To help ensure the reproducibility of workflow executions, and to support job output reuse features of the runtime engine (sometimes called "call caching"), it is strongly recommended that runtime engines support the more explicit extended format for File and Directory inputs and outputs.

In the extended format, File and Directory inputs and outputs may be specified using either a JSON string or object.

A directory object has the following attributes:

type: Always "Directory"; optional for the top-level inputs/outputs but required within directory listings.
location: The directory URI. This is equivalent to the string value in the simple form. May be absent if the directory is within a listing as long as basename is specified. If location is not specified, then basename and listing are both required, and all files/directories in the listing must have a location that is an absolute path or URI.
basename: The name of the directory relative to the containing directory. If the basename differs from the actual directory name at the given location, the file must be localized with the given basename.
listing: An array of files/subdirectories within the directory. May be nested to any degree.

A file object has the following attributes:

type: Always "File"; optional for top-level inputs/outputs but required within directory listings.
location: The file URI. This is equivalent to the string value in the simple form. May be absent if the file is within a listing so long as basename is specified.
basename: The name of the file relative to the containing directory. If the basename differs from the actual file name at the given location, the file must be localized with the given basename.

It is recommended that the runtime engine support additional attributes to promote reproducibility, such as a file checksum.
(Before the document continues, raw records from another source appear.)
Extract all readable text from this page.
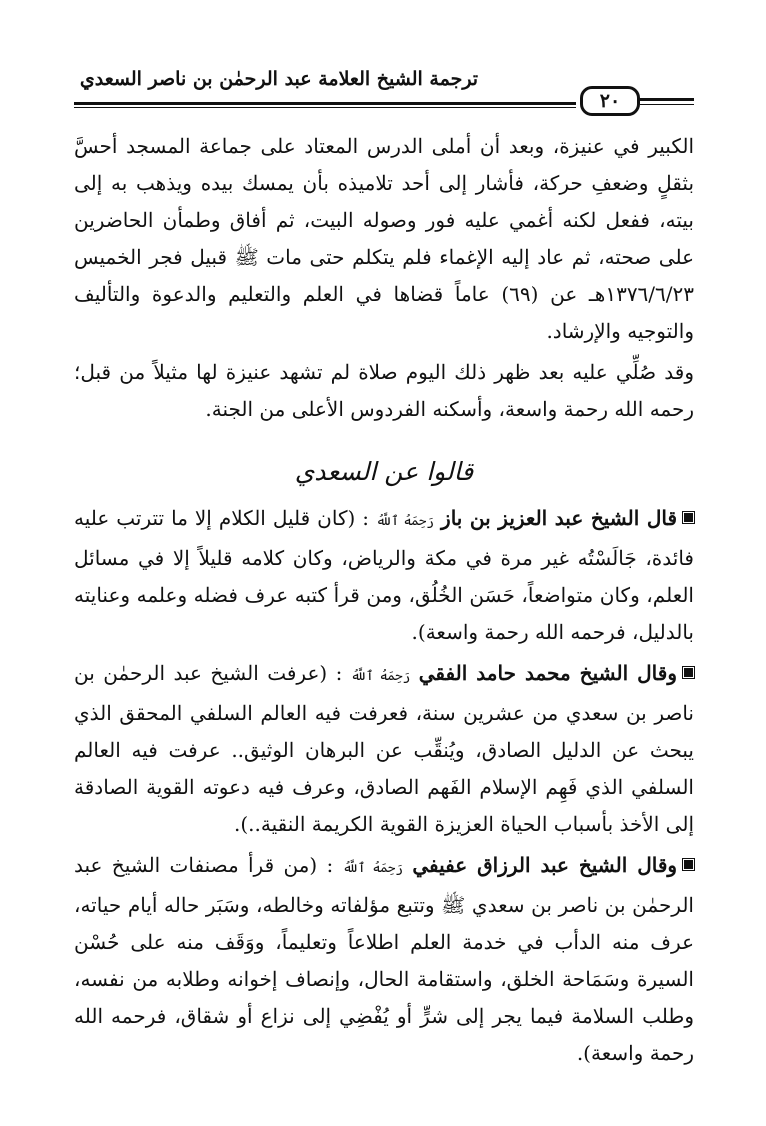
ترجمة الشيخ العلامة عبد الرحمٰن بن ناصر السعدي
٢٠

الكبير في عنيزة، وبعد أن أملى الدرس المعتاد على جماعة المسجد أحسَّ بثقلٍ وضعفِ حركة، فأشار إلى أحد تلاميذه بأن يمسك بيده ويذهب به إلى بيته، ففعل لكنه أغمي عليه فور وصوله البيت، ثم أفاق وطمأن الحاضرين على صحته، ثم عاد إليه الإغماء فلم يتكلم حتى مات ﷺ قبيل فجر الخميس ١٣٧٦/٦/٢٣هـ عن (٦٩) عاماً قضاها في العلم والتعليم والدعوة والتأليف والتوجيه والإرشاد.

وقد صُلِّي عليه بعد ظهر ذلك اليوم صلاة لم تشهد عنيزة لها مثيلاً من قبل؛ رحمه الله رحمة واسعة، وأسكنه الفردوس الأعلى من الجنة.

قالوا عن السعدي

قال الشيخ عبد العزيز بن باز رَحِمَهُ ٱللَّهُ : (كان قليل الكلام إلا ما تترتب عليه فائدة، جَالَسْتُه غير مرة في مكة والرياض، وكان كلامه قليلاً إلا في مسائل العلم، وكان متواضعاً، حَسَن الخُلُق، ومن قرأ كتبه عرف فضله وعلمه وعنايته بالدليل، فرحمه الله رحمة واسعة).

وقال الشيخ محمد حامد الفقي رَحِمَهُ ٱللَّهُ : (عرفت الشيخ عبد الرحمٰن بن ناصر بن سعدي من عشرين سنة، فعرفت فيه العالم السلفي المحقق الذي يبحث عن الدليل الصادق، ويُنقِّب عن البرهان الوثيق.. عرفت فيه العالم السلفي الذي فَهِم الإسلام الفَهم الصادق، وعرف فيه دعوته القوية الصادقة إلى الأخذ بأسباب الحياة العزيزة القوية الكريمة النقية..).

وقال الشيخ عبد الرزاق عفيفي رَحِمَهُ ٱللَّهُ : (من قرأ مصنفات الشيخ عبد الرحمٰن بن ناصر بن سعدي ﷺ وتتبع مؤلفاته وخالطه، وسَبَر حاله أيام حياته، عرف منه الدأب في خدمة العلم اطلاعاً وتعليماً، ووَقَف منه على حُسْن السيرة وسَمَاحة الخلق، واستقامة الحال، وإنصاف إخوانه وطلابه من نفسه، وطلب السلامة فيما يجر إلى شرٍّ أو يُفْضِي إلى نزاع أو شقاق، فرحمه الله رحمة واسعة).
The following example shows a directory input in extended format. The directory listing makes explicit the structure of the directory. If a file were added to the source directory between one execution and the next, the new file would be ignored since it doesn't appear in the listing. If a file were removed from the source directory between one execution and the next, the workflow execution would fail because the input directory would not match the expected structure.

{
  "wf.indir": {
    "location": "/mnt/data/results/foo",
    "listing": [
      {
        "type": "File",
        "location": "/mnt/data/results/foo/bar.txt",
        "basename": "something_else.txt"
      },
      {
        "type": "Directory",
        "basename": "baz",
        "listing": [
          {
            "type": "File",
            "basename": "qux.fa"
          }
        ]
      }
    ]
  }
}

When this directory is localized, it will result in the following local folder structure:

<workdir>
|_ foo
   |_ something_else.txt
   |_ baz
      |_ qux.fa

A directory listing can also be used to construct an input directory from files that originate from disparate locations. The following input would result in the same local directory structure as above:

{
  "wf.indir": {
    "basename": "foo",
    "listing": [
      {
        "type": "File",
        "location": "/mnt/data/results/foo/bar.txt",
        "basename": "something_else.txt"
      },
      {
        "type": "Directory",
        "basename": "baz",
        "listing": [
          {
            "type": "File",
            "location": "/home/fred/qux.fa"
          }
        ]
      }
    ]
  }
}